All that hocus-pocus and rigmarole and long, winding trail and trial by blood descent they have to go through just in order to get to be considered to be in the just royal aristocratic running, and then they’re permitted to skip and finesse entirely the simple red tape of filling out a form to apply for a driver’s license! I mean, once in a while you can depose them, or maybe actually even kill them, but you can’t sue them for damages if you slip and fall on their walk if they haven’t shoveled their snow or they blindside you for life on the clearest day in the world when they drive home drunk from the pub where you’ve bought all their drinks!)

Denise, sighing, said, “Please, Mother.
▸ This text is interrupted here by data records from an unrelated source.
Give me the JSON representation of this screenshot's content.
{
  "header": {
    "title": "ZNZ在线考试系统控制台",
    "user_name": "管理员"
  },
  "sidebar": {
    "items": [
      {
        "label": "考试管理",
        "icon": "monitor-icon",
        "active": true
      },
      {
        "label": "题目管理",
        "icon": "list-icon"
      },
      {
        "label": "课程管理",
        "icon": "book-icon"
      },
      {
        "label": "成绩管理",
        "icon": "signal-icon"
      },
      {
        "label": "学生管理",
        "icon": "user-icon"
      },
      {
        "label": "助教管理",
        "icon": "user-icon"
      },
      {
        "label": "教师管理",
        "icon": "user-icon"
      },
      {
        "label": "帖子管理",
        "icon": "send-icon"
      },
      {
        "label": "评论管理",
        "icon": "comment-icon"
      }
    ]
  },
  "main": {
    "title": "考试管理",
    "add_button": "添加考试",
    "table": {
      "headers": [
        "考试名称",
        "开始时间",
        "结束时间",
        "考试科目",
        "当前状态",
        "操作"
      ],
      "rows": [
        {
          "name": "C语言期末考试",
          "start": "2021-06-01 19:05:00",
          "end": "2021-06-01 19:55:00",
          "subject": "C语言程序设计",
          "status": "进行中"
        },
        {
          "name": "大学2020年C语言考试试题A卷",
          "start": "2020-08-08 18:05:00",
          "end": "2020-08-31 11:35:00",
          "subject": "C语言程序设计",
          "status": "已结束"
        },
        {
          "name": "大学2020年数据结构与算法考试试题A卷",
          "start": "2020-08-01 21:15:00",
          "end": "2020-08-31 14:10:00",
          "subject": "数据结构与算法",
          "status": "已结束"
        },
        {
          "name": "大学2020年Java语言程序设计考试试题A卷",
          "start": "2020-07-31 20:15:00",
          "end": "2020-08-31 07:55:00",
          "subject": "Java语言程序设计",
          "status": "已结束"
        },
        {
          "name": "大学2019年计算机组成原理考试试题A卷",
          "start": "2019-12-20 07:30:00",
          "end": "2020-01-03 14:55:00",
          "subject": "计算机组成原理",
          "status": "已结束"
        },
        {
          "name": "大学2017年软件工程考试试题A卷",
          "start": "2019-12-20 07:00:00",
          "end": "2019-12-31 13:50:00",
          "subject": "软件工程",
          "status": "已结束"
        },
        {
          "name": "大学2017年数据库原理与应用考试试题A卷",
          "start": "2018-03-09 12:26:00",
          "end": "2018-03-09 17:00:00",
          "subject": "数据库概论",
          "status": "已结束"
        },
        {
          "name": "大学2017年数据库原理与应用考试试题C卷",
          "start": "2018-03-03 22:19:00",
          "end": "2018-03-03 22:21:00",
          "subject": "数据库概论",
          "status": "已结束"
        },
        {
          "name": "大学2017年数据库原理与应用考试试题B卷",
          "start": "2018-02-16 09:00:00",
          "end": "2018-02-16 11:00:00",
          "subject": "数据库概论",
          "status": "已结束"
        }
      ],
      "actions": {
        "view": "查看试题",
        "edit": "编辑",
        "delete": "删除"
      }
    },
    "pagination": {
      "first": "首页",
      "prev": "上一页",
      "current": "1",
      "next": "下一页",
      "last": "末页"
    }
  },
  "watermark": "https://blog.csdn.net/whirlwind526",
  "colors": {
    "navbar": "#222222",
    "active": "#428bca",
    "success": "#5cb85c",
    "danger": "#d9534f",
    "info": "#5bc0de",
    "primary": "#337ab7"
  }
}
Mother, please don’t,” and shut the lid over the piano keys as if she’d finished the evening’s last set. “No use to fret, darling,” she said, and took up the Queen’s hands in her own. “Mustn’t be anxious. Alec’s all right. You’ll see. He’s much too fond of his life to give it up stupidly. There,” she said, “that’s better. You look so much better. Doesn’t she look so much better, Father?”